Final answer:
The solubility of calcite in grams per milliliter can be determined using the solubility product constant (Ksp). The Ksp of calcite is 9.9 x 10⁻⁹. By setting up the dissociation equation and solving for the molar solubility, we can calculate the solubility of calcite in grams per milliliter.
Step-by-step explanation:
The solubility of calcite, CaCO₃, in grams per milliliter of solution can be determined by using the solubility product constant (Ksp) value. In this case, the Ksp of calcite is given as 9.9 x 10⁻⁹. Ksp is the equilibrium constant for the dissolution of a solid salt into its constituent ions in a saturated solution. To find the solubility of calcite in grams per milliliter, we need to determine the molar solubility and then convert it to grams per milliliter using the molar mass of calcite.
First, let's set up the dissociation equation:
CaCO₃(s) → Ca²⁺(aq) + CO₃²⁻(aq)
Let's represent the molar solubility of CaCO₃ as s mol/L. Since the dissociation ratio is 1:1, the concentrations of Ca²⁺ and CO₃²⁻ ions at equilibrium will also be s mol/L.

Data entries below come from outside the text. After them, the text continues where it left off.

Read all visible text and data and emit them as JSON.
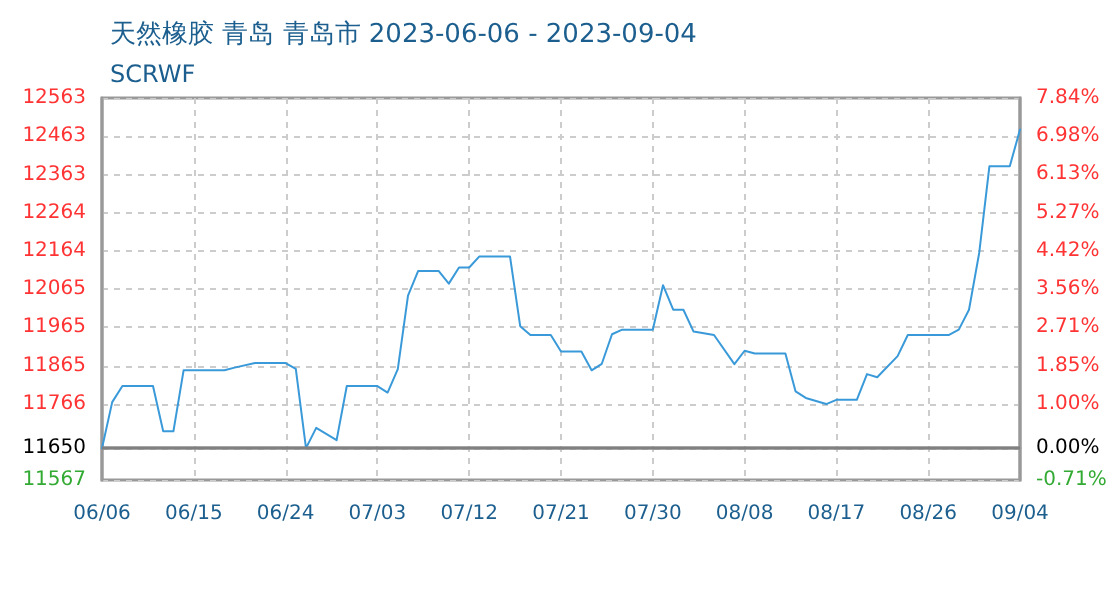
{
  "chart_data": {
    "type": "line",
    "title": "天然橡胶 青岛 青岛市 2023-06-06 - 2023-09-04",
    "subtitle": "SCRWF",
    "series": [
      {
        "color": "#3a9ad9",
        "x": [
          "2023-06-06",
          "2023-06-07",
          "2023-06-08",
          "2023-06-11",
          "2023-06-12",
          "2023-06-13",
          "2023-06-14",
          "2023-06-18",
          "2023-06-19",
          "2023-06-21",
          "2023-06-24",
          "2023-06-25",
          "2023-06-26",
          "2023-06-27",
          "2023-06-29",
          "2023-06-30",
          "2023-07-03",
          "2023-07-04",
          "2023-07-05",
          "2023-07-06",
          "2023-07-07",
          "2023-07-09",
          "2023-07-10",
          "2023-07-11",
          "2023-07-12",
          "2023-07-13",
          "2023-07-16",
          "2023-07-17",
          "2023-07-18",
          "2023-07-20",
          "2023-07-21",
          "2023-07-23",
          "2023-07-24",
          "2023-07-25",
          "2023-07-26",
          "2023-07-27",
          "2023-07-30",
          "2023-07-31",
          "2023-08-01",
          "2023-08-02",
          "2023-08-03",
          "2023-08-05",
          "2023-08-07",
          "2023-08-08",
          "2023-08-09",
          "2023-08-12",
          "2023-08-13",
          "2023-08-14",
          "2023-08-16",
          "2023-08-17",
          "2023-08-19",
          "2023-08-20",
          "2023-08-21",
          "2023-08-23",
          "2023-08-24",
          "2023-08-28",
          "2023-08-29",
          "2023-08-30",
          "2023-08-31",
          "2023-09-01",
          "2023-09-03",
          "2023-09-04"
        ],
        "values": [
          11650,
          11770,
          11812,
          11812,
          11694,
          11694,
          11853,
          11853,
          11860,
          11872,
          11872,
          11857,
          11650,
          11703,
          11671,
          11812,
          11812,
          11795,
          11856,
          12048,
          12112,
          12112,
          12079,
          12121,
          12121,
          12150,
          12150,
          11968,
          11945,
          11945,
          11902,
          11902,
          11853,
          11870,
          11947,
          11959,
          11959,
          12075,
          12011,
          12011,
          11954,
          11945,
          11869,
          11904,
          11897,
          11897,
          11798,
          11781,
          11765,
          11776,
          11776,
          11843,
          11835,
          11890,
          11945,
          11945,
          11959,
          12011,
          12159,
          12385,
          12385,
          12481
        ]
      }
    ],
    "xlim": [
      "2023-06-06",
      "2023-09-04"
    ],
    "xticks": [
      {
        "value": "2023-06-06",
        "label": "06/06"
      },
      {
        "value": "2023-06-15",
        "label": "06/15"
      },
      {
        "value": "2023-06-24",
        "label": "06/24"
      },
      {
        "value": "2023-07-03",
        "label": "07/03"
      },
      {
        "value": "2023-07-12",
        "label": "07/12"
      },
      {
        "value": "2023-07-21",
        "label": "07/21"
      },
      {
        "value": "2023-07-30",
        "label": "07/30"
      },
      {
        "value": "2023-08-08",
        "label": "08/08"
      },
      {
        "value": "2023-08-17",
        "label": "08/17"
      },
      {
        "value": "2023-08-26",
        "label": "08/26"
      },
      {
        "value": "2023-09-04",
        "label": "09/04"
      }
    ],
    "ylim": [
      11567,
      12563
    ],
    "yticks": [
      11567,
      11650,
      11766,
      11865,
      11965,
      12065,
      12164,
      12264,
      12363,
      12463,
      12563
    ],
    "y2lim": [
      -0.71,
      7.84
    ],
    "y2ticks": [
      {
        "value": -0.71,
        "label": "-0.71%"
      },
      {
        "value": 0,
        "label": "0.00%"
      },
      {
        "value": 1,
        "label": "1.00%"
      },
      {
        "value": 1.85,
        "label": "1.85%"
      },
      {
        "value": 2.71,
        "label": "2.71%"
      },
      {
        "value": 3.56,
        "label": "3.56%"
      },
      {
        "value": 4.42,
        "label": "4.42%"
      },
      {
        "value": 5.27,
        "label": "5.27%"
      },
      {
        "value": 6.13,
        "label": "6.13%"
      },
      {
        "value": 6.98,
        "label": "6.98%"
      },
      {
        "value": 7.84,
        "label": "7.84%"
      }
    ],
    "ref_lines": [
      {
        "axis": "y",
        "value": 11650,
        "color": "#808080"
      }
    ],
    "grid": true,
    "marker": "none",
    "line_style": "solid"
  }
}
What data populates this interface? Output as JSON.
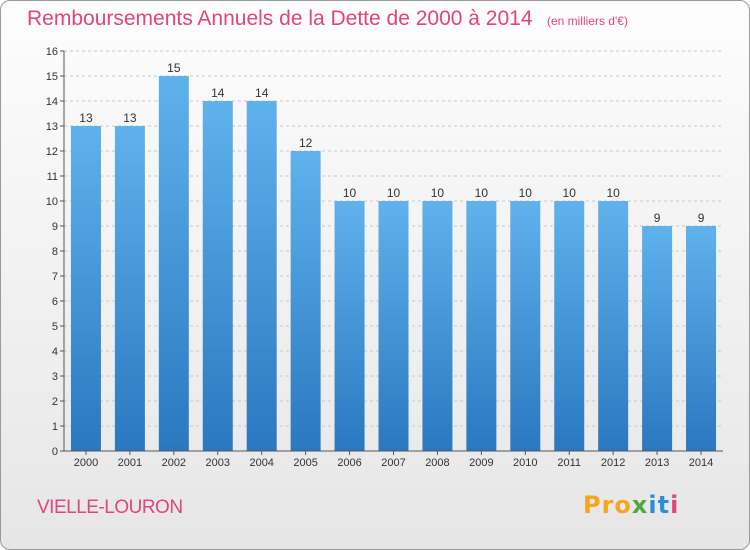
{
  "title": "Remboursements Annuels de la Dette de 2000 à 2014",
  "unit": "(en milliers d'€)",
  "commune": "VIELLE-LOURON",
  "logo": {
    "text": "Proxiti",
    "parts": [
      "Pro",
      "x",
      "it",
      "i"
    ]
  },
  "colors": {
    "accent": "#e0457b",
    "bar_top": "#5fb2ec",
    "bar_bottom": "#2a78c0",
    "gridline": "#c8c8c8"
  },
  "chart_data": {
    "type": "bar",
    "categories": [
      "2000",
      "2001",
      "2002",
      "2003",
      "2004",
      "2005",
      "2006",
      "2007",
      "2008",
      "2009",
      "2010",
      "2011",
      "2012",
      "2013",
      "2014"
    ],
    "values": [
      13,
      13,
      15,
      14,
      14,
      12,
      10,
      10,
      10,
      10,
      10,
      10,
      10,
      9,
      9
    ],
    "data_labels": [
      "13",
      "13",
      "15",
      "14",
      "14",
      "12",
      "10",
      "10",
      "10",
      "10",
      "10",
      "10",
      "10",
      "9",
      "9"
    ],
    "yticks": [
      "0",
      "1",
      "2",
      "3",
      "4",
      "5",
      "6",
      "7",
      "8",
      "9",
      "10",
      "11",
      "12",
      "13",
      "14",
      "15",
      "16"
    ],
    "ylim": [
      0,
      16
    ],
    "grid": true,
    "xlabel": "",
    "ylabel": ""
  }
}
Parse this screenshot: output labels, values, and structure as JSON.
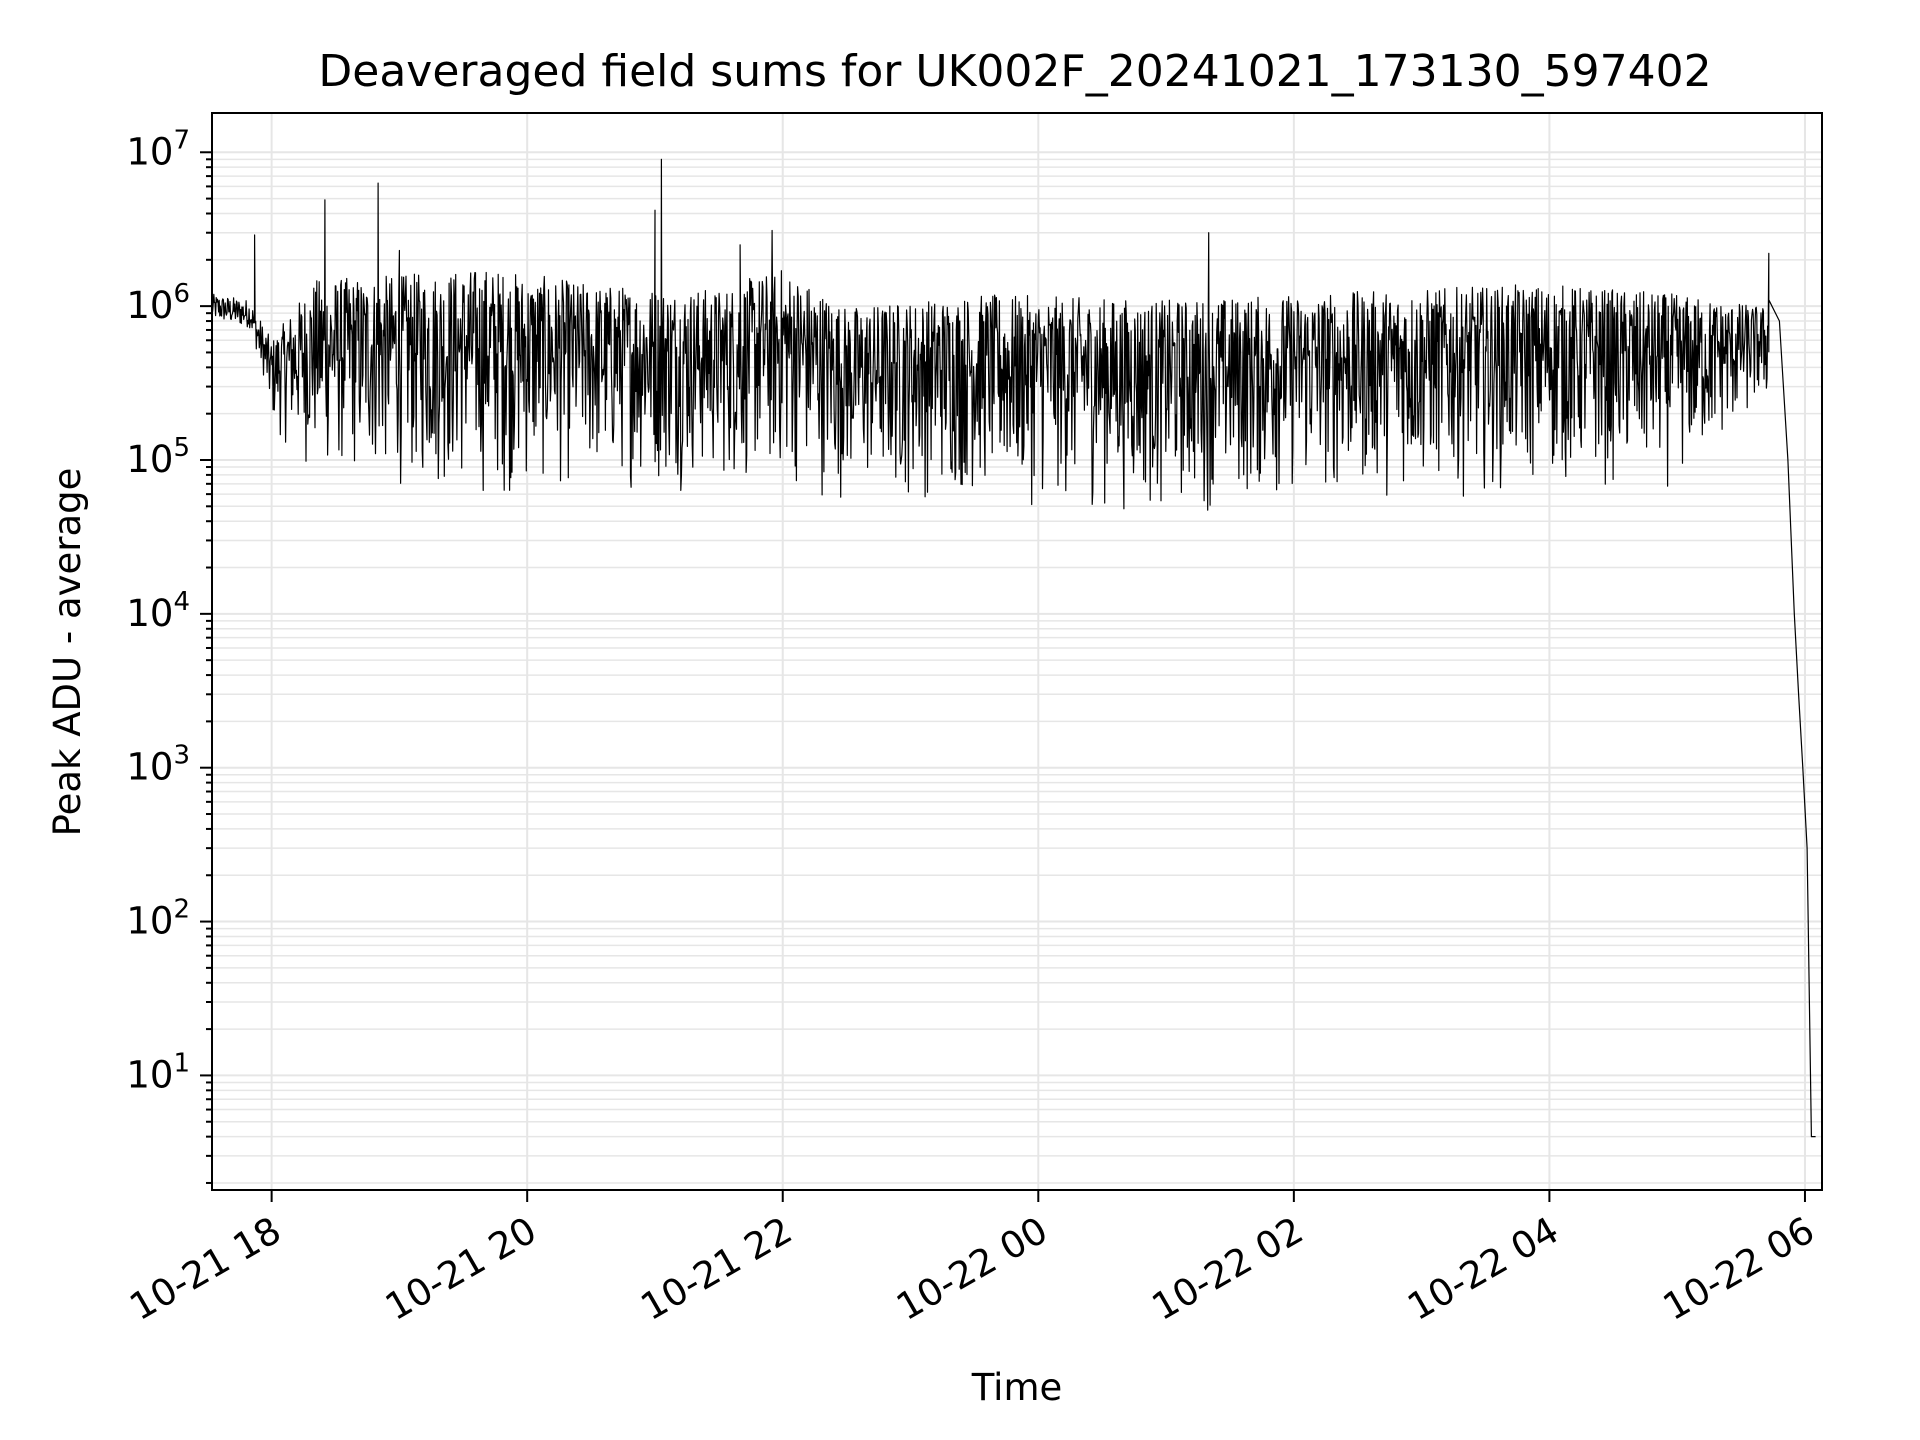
{
  "chart_data": {
    "type": "line",
    "title": "Deaveraged field sums for UK002F_20241021_173130_597402",
    "xlabel": "Time",
    "ylabel": "Peak ADU - average",
    "yscale": "log",
    "ylim": [
      1.8,
      18000000
    ],
    "xlim": [
      "2024-10-21 17:32",
      "2024-10-22 06:08"
    ],
    "grid": true,
    "line_color": "#000000",
    "x_ticks": [
      {
        "time": "2024-10-21 18:00",
        "label": "10-21 18"
      },
      {
        "time": "2024-10-21 20:00",
        "label": "10-21 20"
      },
      {
        "time": "2024-10-21 22:00",
        "label": "10-21 22"
      },
      {
        "time": "2024-10-22 00:00",
        "label": "10-22 00"
      },
      {
        "time": "2024-10-22 02:00",
        "label": "10-22 02"
      },
      {
        "time": "2024-10-22 04:00",
        "label": "10-22 04"
      },
      {
        "time": "2024-10-22 06:00",
        "label": "10-22 06"
      }
    ],
    "y_ticks": [
      {
        "value": 10,
        "base": "10",
        "exp": "1"
      },
      {
        "value": 100,
        "base": "10",
        "exp": "2"
      },
      {
        "value": 1000,
        "base": "10",
        "exp": "3"
      },
      {
        "value": 10000,
        "base": "10",
        "exp": "4"
      },
      {
        "value": 100000,
        "base": "10",
        "exp": "5"
      },
      {
        "value": 1000000,
        "base": "10",
        "exp": "6"
      },
      {
        "value": 10000000,
        "base": "10",
        "exp": "7"
      }
    ],
    "series": [
      {
        "name": "",
        "envelope": [
          {
            "time": "2024-10-21 17:32",
            "low": 700000,
            "high": 1200000
          },
          {
            "time": "2024-10-21 17:50",
            "low": 600000,
            "high": 1100000
          },
          {
            "time": "2024-10-21 18:00",
            "low": 150000,
            "high": 600000
          },
          {
            "time": "2024-10-21 18:20",
            "low": 70000,
            "high": 1500000
          },
          {
            "time": "2024-10-21 19:00",
            "low": 60000,
            "high": 1600000
          },
          {
            "time": "2024-10-21 19:40",
            "low": 50000,
            "high": 1800000
          },
          {
            "time": "2024-10-21 20:30",
            "low": 60000,
            "high": 1400000
          },
          {
            "time": "2024-10-21 21:30",
            "low": 60000,
            "high": 1300000
          },
          {
            "time": "2024-10-21 22:00",
            "low": 60000,
            "high": 1800000
          },
          {
            "time": "2024-10-21 22:30",
            "low": 50000,
            "high": 1000000
          },
          {
            "time": "2024-10-21 23:30",
            "low": 50000,
            "high": 1200000
          },
          {
            "time": "2024-10-22 01:00",
            "low": 40000,
            "high": 1100000
          },
          {
            "time": "2024-10-22 02:00",
            "low": 50000,
            "high": 1200000
          },
          {
            "time": "2024-10-22 03:00",
            "low": 55000,
            "high": 1300000
          },
          {
            "time": "2024-10-22 04:00",
            "low": 60000,
            "high": 1400000
          },
          {
            "time": "2024-10-22 05:00",
            "low": 60000,
            "high": 1200000
          },
          {
            "time": "2024-10-22 05:40",
            "low": 200000,
            "high": 1000000
          }
        ],
        "spikes": [
          {
            "time": "2024-10-21 17:52",
            "value": 2900000
          },
          {
            "time": "2024-10-21 18:25",
            "value": 4900000
          },
          {
            "time": "2024-10-21 18:50",
            "value": 6300000
          },
          {
            "time": "2024-10-21 19:00",
            "value": 2300000
          },
          {
            "time": "2024-10-21 21:00",
            "value": 4200000
          },
          {
            "time": "2024-10-21 21:03",
            "value": 9000000
          },
          {
            "time": "2024-10-21 21:40",
            "value": 2500000
          },
          {
            "time": "2024-10-21 21:55",
            "value": 3100000
          },
          {
            "time": "2024-10-22 01:20",
            "value": 3000000
          },
          {
            "time": "2024-10-22 05:43",
            "value": 2200000
          }
        ],
        "tail": [
          {
            "time": "2024-10-22 05:43",
            "value": 1100000
          },
          {
            "time": "2024-10-22 05:48",
            "value": 800000
          },
          {
            "time": "2024-10-22 05:52",
            "value": 100000
          },
          {
            "time": "2024-10-22 05:55",
            "value": 10000
          },
          {
            "time": "2024-10-22 05:57",
            "value": 3000
          },
          {
            "time": "2024-10-22 05:59",
            "value": 1000
          },
          {
            "time": "2024-10-22 06:01",
            "value": 300
          },
          {
            "time": "2024-10-22 06:03",
            "value": 4
          },
          {
            "time": "2024-10-22 06:05",
            "value": 4
          }
        ]
      }
    ]
  }
}
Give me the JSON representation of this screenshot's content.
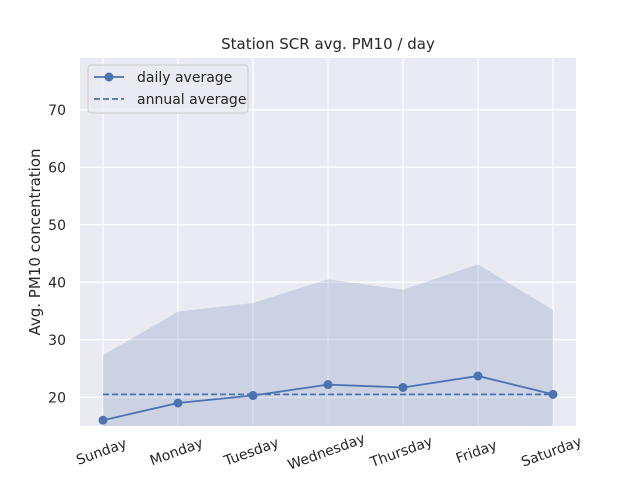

From the dissociation equation, the expression for the solubility product constant is:
Ksp = [Ca²⁺][CO₃²⁻] = s * s = s²
Substituting the given Ksp value:
9.9 x 10⁻⁹ = s²
Taking the square root of both sides:
s ∼ 3.1 x 10⁻⁴ mol/L
To convert the molar solubility to grams per milliliter, we need to know the molar mass of calcite. Calcium has a molar mass of approximately 40 g/mol, carbon has a molar mass of approximately 12 g/mol, and oxygen has a molar mass of approximately 16 g/mol. So the molar mass of CaCO₃ is approximately 100 g/mol.
The solubility of calcite in grams per milliliter is calculated as follows:
3.1 x 10⁻⁴ mol/L × 100 g/mol = 3.1 x 10⁻² g/mL
Therefore, the solubility of calcite in grams per milliliter is approximately 3.1 x 10⁻² g/mL.